Gary Marcus Slams GPT-5 as Overhyped, Underwhelming

Decoder

The recent unveiling of GPT-5, OpenAI’s latest flagship large language model, has been met with a familiar wave of skepticism from prominent AI critic Gary Marcus. In a sharply worded blog post, Marcus accused OpenAI of fostering “overdue, overhyped and underwhelming” excitement, contending that the new model, far from being a breakthrough, merely represents another incremental step in the ongoing evolution of AI, still plagued by persistent, fundamental issues across the industry.

A long-standing skeptic of the efficacy of simply scaling up neural networks to achieve true intelligence, Marcus leveraged GPT-5’s release to reiterate his core criticisms. He characterized GPT-5 as “the latest incremental advance,” adding that it “felt rushed.” While OpenAI CEO Sam Altman touted GPT-5 as offering an experience akin to “talking to… legitimate PhD level expert in anything,” Marcus remains unconvinced. He pointedly remarked that GPT-5 is “barely better than last month’s flavor of the month (Grok 4); on some metrics (ARC-AGI-2) it’s actually worse,” referring to a common benchmark for measuring AI reasoning abilities.

Indeed, Marcus highlighted that the typical flaws associated with large language models surfaced almost immediately after GPT-5’s launch. He expressed a desire to be genuinely impressed by “a system that could have gone a week without the community finding boatloads of ridiculous errors and hallucinations.” Instead, within hours of its debut, the system exhibited familiar shortcomings, including flawed physics explanations during its release livestream, incorrect answers to basic chess puzzles, and mistakes in image analysis.
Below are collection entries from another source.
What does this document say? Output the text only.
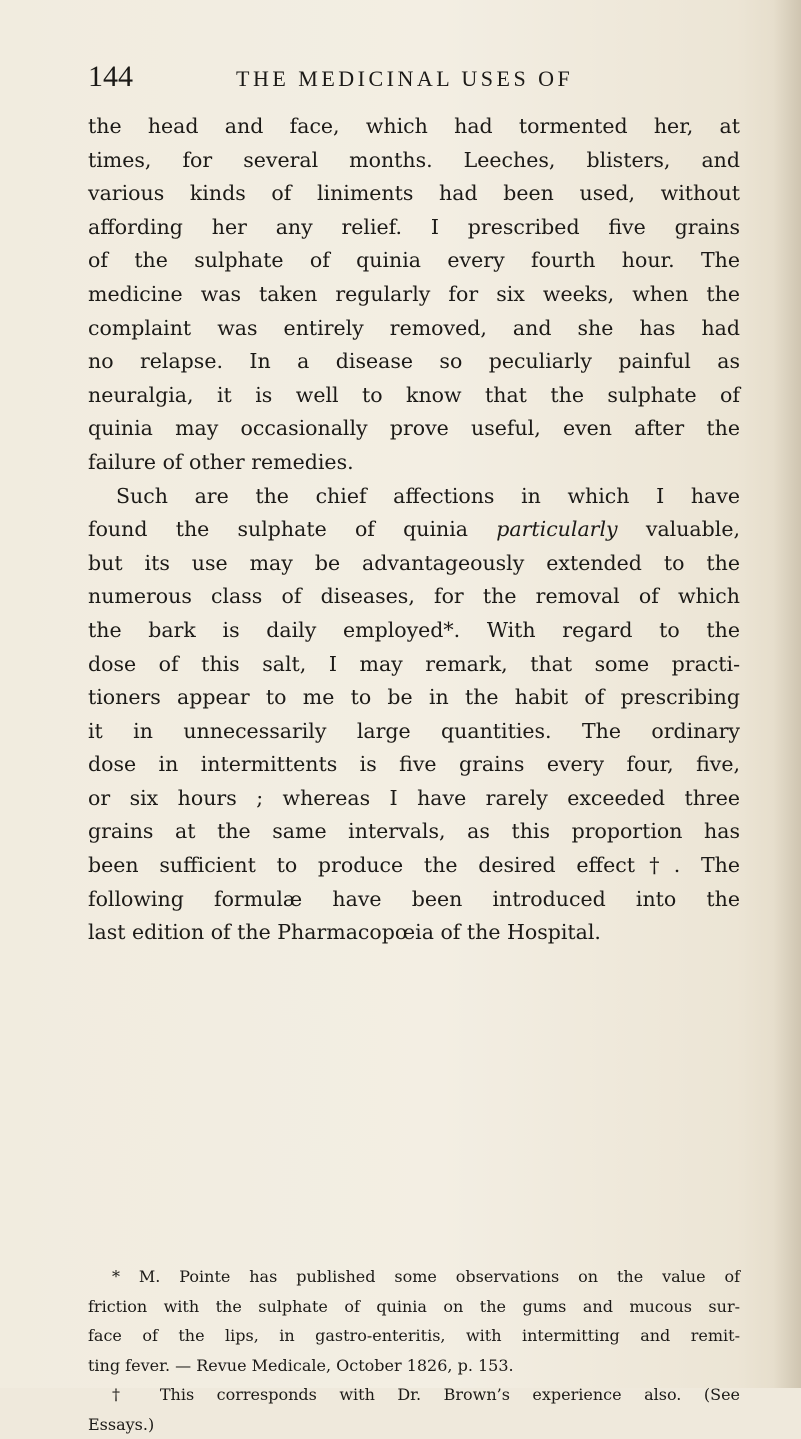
144	THE MEDICINAL USES OF
the head and face, which had tormented her, at
times, for several months. Leeches, blisters, and
various kinds of liniments had been used, without
affording her any relief. I prescribed five grains
of the sulphate of quinia every fourth hour. The
medicine was taken regularly for six weeks, when the
complaint was entirely removed, and she has had
no relapse. In a disease so peculiarly painful as
neuralgia, it is well to know that the sulphate of
quinia may occasionally prove useful, even after the
failure of other remedies.
Such are the chief affections in which I have
found the sulphate of quinia particularly valuable,
but its use may be advantageously extended to the
numerous class of diseases, for the removal of which
the bark is daily employed*. With regard to the
dose of this salt, I may remark, that some practi-
tioners appear to me to be in the habit of prescribing
it in unnecessarily large quantities. The ordinary
dose in intermittents is five grains every four, five,
or six hours ; whereas I have rarely exceeded three
grains at the same intervals, as this proportion has
been sufficient to produce the desired effect†. The
following formulæ have been introduced into the
last edition of the Pharmacopœia of the Hospital.
* M. Pointe has published some observations on the value of
friction with the sulphate of quinia on the gums and mucous sur-
face of the lips, in gastro-enteritis, with intermitting and remit-
ting fever. — Revue Medicale, October 1826, p. 153.
† This corresponds with Dr. Brown’s experience also. (See
Essays.)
These isolated errors, Marcus argued, are not anomalies but symptoms of industry-wide problems. He drew attention to a recent study from Arizona State University which resonates deeply with his concerns. The paper suggests that “chain of thought” reasoning—an AI method designed to break down complex problems into smaller, sequential steps—is “a brittle mirage that vanishes when it is pushed beyond training distributions.” Marcus noted that reading the study’s summary gave him a sense of déjà vu, reinforcing his long-held belief that “The Achilles’ Heel I identified then still remains.”

This “distribution shift” problem, where AI models struggle when presented with data or scenarios outside their specific training parameters, is, according to Marcus, precisely why other large models, from Grok to Gemini, similarly fail at more complex “transfer tasks” that require applying knowledge to novel situations. He asserted that “It’s not an accident. That failing is principled,” suggesting a fundamental limitation rather than a mere bug.

Beyond the technical specifics of GPT-5, Marcus broadened his critique to encompass wider trends within the AI sector. He condemned the rampant hype surrounding the concept of Artificial General Intelligence (AGI), the reliance on cherry-picked demo videos that obscure limitations, the pervasive lack of transparency regarding training data, and an industry he believes prioritizes marketing over genuine scientific research. In his blunt assessment, “We have been fed a steady diet of bullshit for the last several years.”

As a corrective, Marcus once again advocated for neurosymbolic approaches, which combine the pattern-recognition strengths of neural networks with the logical reasoning capabilities of symbolic AI, often incorporating “explicit world models” that give AI a clearer understanding of the rules governing its environment. For Marcus, the launch of GPT-5 is not a stride towards AGI, but rather a pivotal moment where even dedicated tech enthusiasts might begin to seriously question the “scaling hypothesis”—the belief that simply making models bigger will inevitably lead to more intelligent and capable AI.